Session: Recent Advances in Theory and Algorithms for Multiagent Systems
Chair: Andrew Liu
Cluster: Multi-agent Optimization and Games
Talk 1: Approximate Global Convergence of Independent Learning in Multi-Agent Systems
Speaker: Zaiwei Chen
Abstract: Independent learning (IL), despite being a popular approach in practice to achieve scalability in large-scale multi-agent systems, usually lacks global convergence guarantees. In this paper, we study two representative algorithms, independent Q-learning and independent natural actor-critic, within value-based and policy-based frameworks and provide the first finite-sample analysis for approximate global convergence. Our results indicate that IL can achieve global convergence up to a fixed error, which arises from the dependence among agents and characterizes the fundamental limit of IL in attaining global convergence. To establish the result, we develop a novel approach for analyzing IL by constructing a separable Markov decision process (MDP) for convergence analysis and then bounding the gap due to the model difference between the separable MDP and the original one. Moreover, we conduct numerical experiments using a synthetic MDP and an electric vehicle charging example to demonstrate our results and the practical applicability of IL.

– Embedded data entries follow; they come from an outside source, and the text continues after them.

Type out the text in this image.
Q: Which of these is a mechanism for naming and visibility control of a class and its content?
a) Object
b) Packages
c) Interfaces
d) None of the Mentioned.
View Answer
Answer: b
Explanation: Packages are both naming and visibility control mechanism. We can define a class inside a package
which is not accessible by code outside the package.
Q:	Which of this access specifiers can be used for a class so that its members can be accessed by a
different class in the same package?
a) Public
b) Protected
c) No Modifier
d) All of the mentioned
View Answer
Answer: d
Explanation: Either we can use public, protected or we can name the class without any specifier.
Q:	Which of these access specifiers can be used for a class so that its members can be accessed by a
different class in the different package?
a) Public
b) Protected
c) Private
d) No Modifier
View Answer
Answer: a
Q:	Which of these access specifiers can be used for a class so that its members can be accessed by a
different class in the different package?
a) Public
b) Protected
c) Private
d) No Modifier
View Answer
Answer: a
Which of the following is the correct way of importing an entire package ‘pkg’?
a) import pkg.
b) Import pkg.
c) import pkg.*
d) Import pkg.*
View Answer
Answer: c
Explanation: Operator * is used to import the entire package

Talk 2: Locally Interdependent Multi-Agent MDP: Theoretical Framework for Decentralized Agents with Dynamic Dependencies
Speaker: Alex Deweese
Abstract: Many multi-agent systems in practice are decentralized and have dynamically varying dependencies. There has been a lack of attempts in the literature to analyze these systems theoretically. In this paper, we propose and theoretically analyze a decentralized model with dynamically varying dependencies called the Locally Interdependent Multi-Agent MDP. This model can represent problems in many disparate domains such as cooperative navigation, obstacle avoidance, and formation control. Despite the intractability that general partially observable multi-agent systems suffer from, we propose three closed-form policies that are theoretically near-optimal in this setting and can be scalable to compute and store. Consequentially, we reveal a fundamental property of Locally Interdependent Multi-Agent MDP's that the partially observable decentralized solution is exponentially close to the fully observable solution with respect to the visibility radius. We then discuss extensions of our closed-form policies to further improve tractability. We also provide simulations to investigate some long horizon behaviors of our closed-form policies.
Talk 3: Hybrid Mean-Field Control and Mean-Field Equilibrium: Theories, Algorithms and Applications
Speaker: Andrew Liu
Abstract: In this talk, we introduce a hybrid multiagent modeling framework that combines Mean Field Control (MFC) and Mean Field Equilibrium (MFE). A perfect example of this framework is the operation of multiple virtual power plants (VPPs) or aggregators, each applying an MFC algorithm to manage the distributed energy resources (DERs) within their portfolios. These aggregators participate in the wholesale energy market by bidding on behalf of the DERs they represent, navigating the dynamic and uncertain market environment. Traditional game-theoretic approaches fall short in capturing the complexity of repeated and dynamic interactions under such uncertainties. Hence, we leverage the MFG approach to study these agent interactions and the resulting market dynamics. The MFC framework empowers each aggregator to determine optimal control policies despite uncertainties in solar output, demand fluctuations, and price volatility. Simultaneously, the MFE framework models strategic interactions between aggregators and other market participants, enabling a scalable approach for large systems. We establish the existence of a strong Nash equilibrium within this hybrid structure and propose a reinforcement learning-based algorithm to help aggregators learn and optimize their strategies over time. Crucially, this prescriptive approach facilitates control automation, enabling the integration of advanced AI and machine learning techniques at the grid edge, to optimize resource management and achieve system-wide benefits. We validate this framework through simulations of the Oahu Island electricity grid, showing that the combination of energy storage and mean-field learning significantly reduces price volatility and yields stable market outcomes. This work demonstrates the power and flexibility of the hybrid MFC-MFE approach, offering a robust foundation for scalable, automated decision-making in energy markets and beyond.